Understanding your purpose in marketing is key to determining the things that make up your written brand—its voice, tone, narrative, and message. If you’re trying to sell basketball shoes, you don’t want to make your target market too dejected or sad to want to play in the first place.  

However, that doesn’t mean you don’t want to evoke powerful emotions. Take Nike, for example. The Nike brand has always been thick with emotional over and undertones: the joy in victory and agony in defeat, the confidence that comes with hard work and skill, the pleasure of feeling and looking your best. All of these emotional notes amount to the undeniable power of their brand. The feelings a viewer now attaches to that brand influence their desire to attain the product. 

Less is more

The power in Hemingway’s six-word tragedy is similar to that of a really great Nike advertisement, but for a completely different purpose. They both evoke powerful emotions with very few words. 
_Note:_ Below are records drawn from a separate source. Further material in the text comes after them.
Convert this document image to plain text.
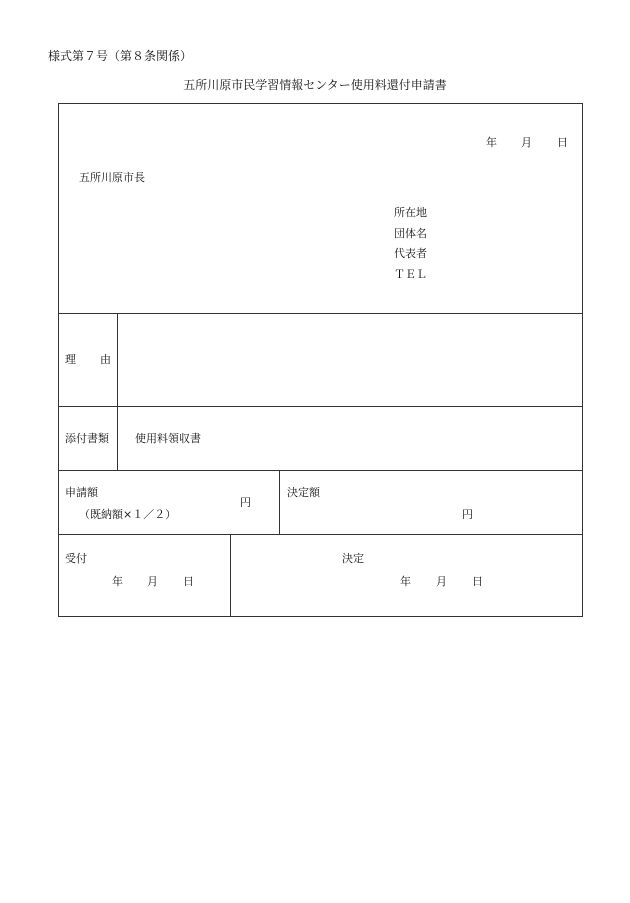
様式第７号（第８条関係）
五所川原市民学習情報センター使用料還付申請書
年 月 日
五所川原市長
所在地
団体名
代表者
ＴＥＬ
理 由
添付書類 使用料領収書
申請額
円
（既納額×１／２）
決定額
円
受付
年 月 日
決定
年 月 日
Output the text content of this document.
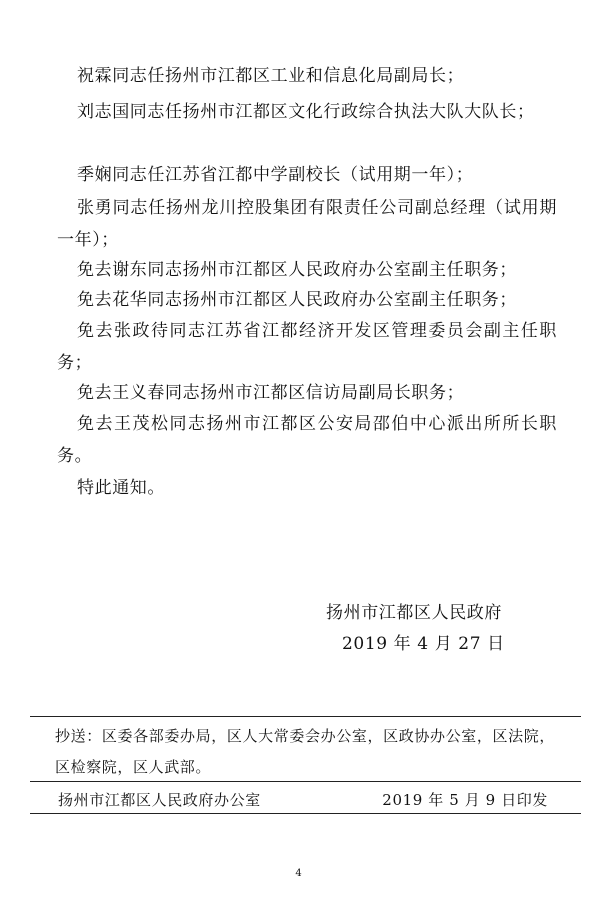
祝霖同志任扬州市江都区工业和信息化局副局长；

刘志国同志任扬州市江都区文化行政综合执法大队大队长；

季娴同志任江苏省江都中学副校长（试用期一年）；

张勇同志任扬州龙川控股集团有限责任公司副总经理（试用期一年）；

免去谢东同志扬州市江都区人民政府办公室副主任职务；

免去花华同志扬州市江都区人民政府办公室副主任职务；

免去张政待同志江苏省江都经济开发区管理委员会副主任职务；

免去王义春同志扬州市江都区信访局副局长职务；

免去王茂松同志扬州市江都区公安局邵伯中心派出所所长职务。

特此通知。

扬州市江都区人民政府
2019 年 4 月 27 日

抄送：区委各部委办局，区人大常委会办公室，区政协办公室，区法院，区检察院，区人武部。

扬州市江都区人民政府办公室	2019 年 5 月 9 日印发
4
In Hemingway’s story, the words raise more questions than they answer. With Nike’s classic tagline “Just Do It”, the audience is left to wonder almost as much. Just do what, exactly? What am I afraid to just do in my own life? And what’s holding me back from just doing it? Of course, Nike would like us to decide that what we need to just do is buy a pair of Nikes. But a lifelong association of Nike’s brand with bold, passionate action isn’t too bad either. 

So what does this mean for your own marketing strategy?

A few things. 

First, you can’t underestimate the importance of great copy to take your brand to the next level. It’s what can elevate it from simply more information that your market sees and ignores, to an emotionally resonate message that sticks with them and, hopefully, moves them to action. Even without their massive budgets and influence, Nike made an impact on their market with authentic, emotional branding that still resonates today, resulting in the kind of brand loyalty that most companies can only dream of. 

Of course, this is a lot easier said than done. Good writing takes time and talent, and there’s no tried and true formula to make it happen. But it also doesn’t have to be a mystery. Part of Hemingway’s brilliance derives from his very practical training as a journalist, where he learned to cut unnecessary words without remorse. His style is built on a clear-eyed pursuit of his purpose, and every word he chose served some function in achieving it.  

Seek out copywriters who possess not just a way with words but a way with getting rid of them. Respect that the writing process takes time, and that editing is where most of the “magic” happens. Just like graphic design, web development, videography, or whatever else, good copywriting is a craft. So, hire writers who treat it as such—with both professionalism and levity—and trust that they’ll come back with the goods. 

It’s one thing to say “make your copy emotional,” but it’s quite another to actually make it happen. It doesn’t mean filling your copy with flowery, emotional words, or telling sappy, self-serious stories. It doesn’t mean imitating your competitors, or trying to shock your market with gimmicks and gags. It means taking the time to understand the desire within your market, and finding the words to illustrate your unique ability to fulfill it. 

You don’t have to be Ernest Hemingway to move people with writing, and you don’t have to be Nike to create an impactful brand. All it takes is a few purposeful words.